Espinoza bites right down to the bone of Smith’s trademark broken-vocal holding. This hurts most on “The Hidden Track”, as he croons “dooow…hoooown” (as in “Keep it dooow…hoooown”) numerous times. Also see “All They Ever Do is Taa-haa-oowalk” for an even lower-grade Smith spin-off. Espinoza would impress as a soft-styled sound-alike if this album could be removed from its “tribute” context. Given that this album was publicized under the pretense that “Espinoza and Smith were neighbours, and this album is dedicated to Smith’s memory and frequently about him,” one would figure that the Earlimart folks would back that up with some fingerpoint-proof material. As it stands, Espiott takes the predictably disappointing low road through fanboyville with cruise-controlled caricatures of one of indie rock’s most deified stars. Note: I’m not critiquing Elliott Smith’s vocal style, but Aaron Espinoza’s well-intentioned, too-attached borrowing thereof.
And this would be forgivable if Espinoza had the poisonous personality required to pull off the airy-fairy-evil that Smith perfected. But that just ain’t happenin’, and the lack is largely in the lyrics. On “Unintentional Tape Manipulation” Espinoza clobbers “You found yourself / some mental health / but don’t forget to write / and stay home at night.” What is this!? Is Espinoza Dear Abby, finally getting around to answering one of Smith’s requests for advice from his first bout with alcohol? A less-pummeling approach would have employed those ol’ songwriter tricks of tact, insight, subtle suggestion, and blanks left to be filled-in by the listener.
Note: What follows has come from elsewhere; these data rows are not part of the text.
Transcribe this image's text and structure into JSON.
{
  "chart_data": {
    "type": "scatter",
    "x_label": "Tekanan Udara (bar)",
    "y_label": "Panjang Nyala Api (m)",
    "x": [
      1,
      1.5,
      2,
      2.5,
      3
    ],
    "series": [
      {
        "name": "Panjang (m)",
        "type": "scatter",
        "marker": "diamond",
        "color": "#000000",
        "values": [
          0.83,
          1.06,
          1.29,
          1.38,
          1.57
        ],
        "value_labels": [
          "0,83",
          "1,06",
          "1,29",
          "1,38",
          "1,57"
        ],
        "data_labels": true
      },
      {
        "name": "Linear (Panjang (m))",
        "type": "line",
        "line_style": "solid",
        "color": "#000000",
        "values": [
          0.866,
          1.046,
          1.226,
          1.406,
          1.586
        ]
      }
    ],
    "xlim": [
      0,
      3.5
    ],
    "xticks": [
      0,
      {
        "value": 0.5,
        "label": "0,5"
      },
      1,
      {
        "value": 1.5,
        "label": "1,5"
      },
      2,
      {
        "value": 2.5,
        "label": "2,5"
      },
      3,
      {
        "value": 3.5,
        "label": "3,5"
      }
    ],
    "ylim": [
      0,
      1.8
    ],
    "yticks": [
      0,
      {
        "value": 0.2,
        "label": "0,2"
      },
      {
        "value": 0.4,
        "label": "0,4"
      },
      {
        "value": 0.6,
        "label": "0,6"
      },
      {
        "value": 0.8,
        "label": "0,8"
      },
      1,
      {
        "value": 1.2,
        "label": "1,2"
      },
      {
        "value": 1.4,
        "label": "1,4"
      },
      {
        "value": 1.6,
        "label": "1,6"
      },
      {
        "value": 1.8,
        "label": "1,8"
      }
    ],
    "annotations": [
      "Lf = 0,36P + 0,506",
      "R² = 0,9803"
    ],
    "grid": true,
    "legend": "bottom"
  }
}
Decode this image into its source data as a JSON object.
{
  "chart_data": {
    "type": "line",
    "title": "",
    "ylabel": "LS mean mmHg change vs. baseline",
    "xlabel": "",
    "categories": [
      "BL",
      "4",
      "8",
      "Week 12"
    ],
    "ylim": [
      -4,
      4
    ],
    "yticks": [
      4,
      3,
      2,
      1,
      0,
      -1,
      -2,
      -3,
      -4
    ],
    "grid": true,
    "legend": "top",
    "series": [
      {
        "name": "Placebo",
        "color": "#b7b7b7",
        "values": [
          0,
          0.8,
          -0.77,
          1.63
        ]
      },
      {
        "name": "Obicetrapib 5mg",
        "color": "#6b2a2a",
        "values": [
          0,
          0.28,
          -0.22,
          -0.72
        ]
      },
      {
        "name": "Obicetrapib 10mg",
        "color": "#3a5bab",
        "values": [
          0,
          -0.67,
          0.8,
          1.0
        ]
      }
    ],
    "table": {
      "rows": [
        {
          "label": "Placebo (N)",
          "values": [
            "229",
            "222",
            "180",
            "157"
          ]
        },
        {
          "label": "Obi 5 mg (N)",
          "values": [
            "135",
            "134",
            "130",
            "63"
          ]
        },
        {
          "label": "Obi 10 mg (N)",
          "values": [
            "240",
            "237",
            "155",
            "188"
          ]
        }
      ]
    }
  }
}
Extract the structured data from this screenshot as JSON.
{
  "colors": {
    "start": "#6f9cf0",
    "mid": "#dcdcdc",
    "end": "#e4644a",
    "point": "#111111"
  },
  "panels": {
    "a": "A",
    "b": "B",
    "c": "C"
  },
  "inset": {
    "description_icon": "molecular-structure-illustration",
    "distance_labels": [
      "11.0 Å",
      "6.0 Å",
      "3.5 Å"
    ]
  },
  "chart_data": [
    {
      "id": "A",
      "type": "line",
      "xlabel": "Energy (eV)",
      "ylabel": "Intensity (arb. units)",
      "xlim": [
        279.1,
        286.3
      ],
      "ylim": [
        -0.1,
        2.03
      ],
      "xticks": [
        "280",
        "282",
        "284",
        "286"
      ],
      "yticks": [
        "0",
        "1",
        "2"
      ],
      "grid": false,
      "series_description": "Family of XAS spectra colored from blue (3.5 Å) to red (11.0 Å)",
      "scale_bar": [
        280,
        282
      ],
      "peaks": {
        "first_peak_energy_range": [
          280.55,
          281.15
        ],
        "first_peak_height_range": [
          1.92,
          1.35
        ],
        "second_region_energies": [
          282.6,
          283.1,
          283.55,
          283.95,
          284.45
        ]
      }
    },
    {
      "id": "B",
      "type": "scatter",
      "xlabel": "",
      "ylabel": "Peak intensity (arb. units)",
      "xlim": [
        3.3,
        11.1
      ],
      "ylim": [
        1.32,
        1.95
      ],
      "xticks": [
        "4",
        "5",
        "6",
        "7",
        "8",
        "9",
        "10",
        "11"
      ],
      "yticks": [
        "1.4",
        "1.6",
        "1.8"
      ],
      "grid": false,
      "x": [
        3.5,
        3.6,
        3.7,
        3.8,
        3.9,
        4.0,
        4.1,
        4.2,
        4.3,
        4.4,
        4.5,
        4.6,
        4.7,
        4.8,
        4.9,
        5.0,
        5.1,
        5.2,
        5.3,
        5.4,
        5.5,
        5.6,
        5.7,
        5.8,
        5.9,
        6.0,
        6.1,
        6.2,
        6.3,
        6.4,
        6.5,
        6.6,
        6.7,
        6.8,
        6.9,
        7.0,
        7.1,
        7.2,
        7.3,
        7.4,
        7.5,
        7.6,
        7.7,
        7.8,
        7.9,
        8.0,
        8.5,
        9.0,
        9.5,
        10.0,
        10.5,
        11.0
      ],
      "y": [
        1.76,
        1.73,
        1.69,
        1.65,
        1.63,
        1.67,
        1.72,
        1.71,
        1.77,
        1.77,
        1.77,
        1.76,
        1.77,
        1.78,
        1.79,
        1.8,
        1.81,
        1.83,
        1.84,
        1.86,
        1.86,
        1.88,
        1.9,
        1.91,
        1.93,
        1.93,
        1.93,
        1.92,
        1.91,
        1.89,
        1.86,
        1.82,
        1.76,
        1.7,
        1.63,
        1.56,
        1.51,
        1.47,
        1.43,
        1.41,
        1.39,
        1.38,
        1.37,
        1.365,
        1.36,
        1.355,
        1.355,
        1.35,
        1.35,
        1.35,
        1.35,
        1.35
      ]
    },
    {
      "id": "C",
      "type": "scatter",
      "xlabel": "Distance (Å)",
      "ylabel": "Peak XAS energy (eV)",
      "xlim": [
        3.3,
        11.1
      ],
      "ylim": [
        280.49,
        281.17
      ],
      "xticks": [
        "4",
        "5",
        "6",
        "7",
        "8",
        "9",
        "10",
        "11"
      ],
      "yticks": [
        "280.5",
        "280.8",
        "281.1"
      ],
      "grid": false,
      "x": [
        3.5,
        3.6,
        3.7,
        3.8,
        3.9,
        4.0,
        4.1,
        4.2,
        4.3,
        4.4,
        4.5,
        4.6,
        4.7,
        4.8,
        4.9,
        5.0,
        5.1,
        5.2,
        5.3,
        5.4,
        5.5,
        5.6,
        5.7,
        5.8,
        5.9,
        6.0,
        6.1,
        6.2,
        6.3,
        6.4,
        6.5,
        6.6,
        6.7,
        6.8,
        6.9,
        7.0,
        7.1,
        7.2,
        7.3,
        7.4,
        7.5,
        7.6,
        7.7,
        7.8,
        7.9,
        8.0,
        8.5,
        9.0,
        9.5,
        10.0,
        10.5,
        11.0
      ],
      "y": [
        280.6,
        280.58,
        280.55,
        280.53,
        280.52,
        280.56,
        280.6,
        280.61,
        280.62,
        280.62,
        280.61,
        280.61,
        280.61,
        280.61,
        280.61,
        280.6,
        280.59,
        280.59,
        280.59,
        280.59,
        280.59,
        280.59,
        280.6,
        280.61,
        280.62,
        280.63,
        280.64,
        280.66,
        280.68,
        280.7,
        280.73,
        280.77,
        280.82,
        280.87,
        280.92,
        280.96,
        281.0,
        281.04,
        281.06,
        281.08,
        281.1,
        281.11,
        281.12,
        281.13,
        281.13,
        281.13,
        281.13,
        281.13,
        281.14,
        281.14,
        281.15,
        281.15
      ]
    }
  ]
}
By contrast, Espinoza says “Good, you’re off the booze, now do your homework and be home before the streetlights come on, junkie.” I mean, Jesus, check the name of the last song on the tracklist and try not to vomit on your keyboard.
This album is not a lost cause. The production is handled deftly and reveals some beautiful surprises. There are a number of rich, tightly-packed crescendos that feature wonderful pop smoothies of strings, synths, layered guitars and even some chopped-up percussion. Fairchild leads sounds from precisely identifiable angles and pans them into harmonious collisions at their junctures. These moments are so effective and compelling that they smother the vapid, generic lyrics on their respective songs. The problem is that the gates to these gardens are usually guarded by acoustic introductions that spotlight Espinoza’s poetic failings. His voice is pretty, but sometimes too sweet, and you can’t help but get the feeling that an album full of restrained oohs/ahs with no actual enunciation would have come off more poignant than the After School Special he turns out. His motivation is indeed noble, but his execution is wanting. And, to take one step back again, I’m sure I did hear “Lost On Yer Merry Way” on both “Sounds” and “A Bell and a Whistle”. But by the latter I was actually trying to hate, so don’t quote me.
Treble and Tremble’s ties to Smith were well publicized. It was released three weeks before Basement on a Hill and sounds like a Smith/Grandaddy studio session (good thing) with filler lyrics penned that morning before coffee (bad thing). Considering all this, it is impossible for this record to escape a heavy burden of expectation. I will give credit to Earlimart for accomplishing one of their purposes: they have elucidated what a fantastic talent and remarkable person Elliott Smith was. It’s unfortunate, however, that this was accomplished not by tribute, but by contrast.